In case of intolerability to dabigatran etexilate, patients should be instructed to immediately consult their treating physician in order to be switched to alternate acceptable treatment options for prevention of stroke and systemic embolism associated with atrial fibrillation or for DVT/PE.

Assessment of renal function prior to and during dabigatran etexilate treatment 
In all patients and especially in the elderly (>75 years), as renal impairment may be frequent in this age group:
•      Renal function should be assessed by calculating the creatinine clearance (CrCL) prior to initiation of treatment with dabigatran etexilate to exclude patients with severe renal impairment (i.e. CrCL <30 mL/min) (see sections 4.3, 4.4 and 5.2).
•      Renal function should also be assessed when a decline in renal function is suspected during treatment (e.g.
hypovolaemia, dehydration, and in case of concomitant use of certain medicinal products).
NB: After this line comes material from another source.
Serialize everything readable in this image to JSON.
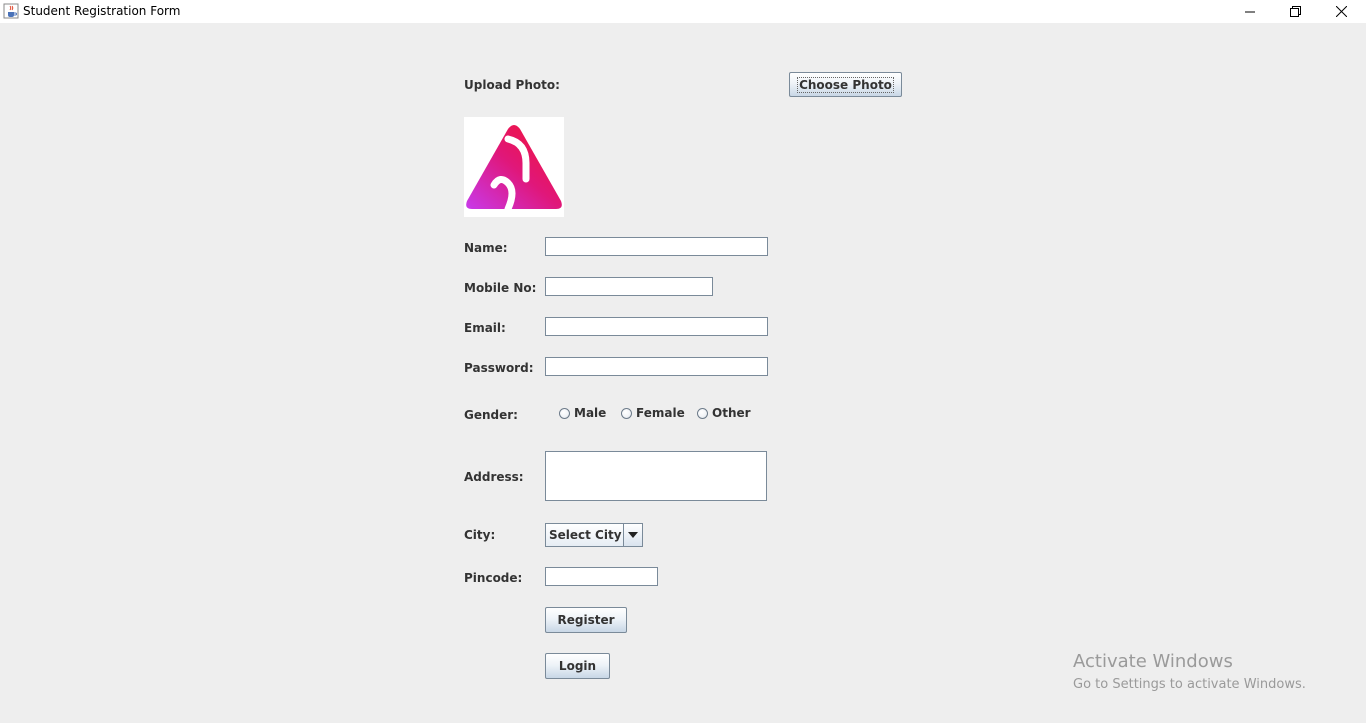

Additional requirements in patients with mild to moderate renal impairment and in patients aged over 75 years:
•     Renal function should be assessed during treatment with dabigatran etexilate at least once a year or more frequently as needed in certain clinical situations when it is suspected that the renal function could decline or deteriorate (e.g.
hypovolaemia, dehydration, and in case of concomitant use of certain medicinal products).

The method to be used to estimate renal function (CrCL in mL/min) is the Cockcroft-Gault method.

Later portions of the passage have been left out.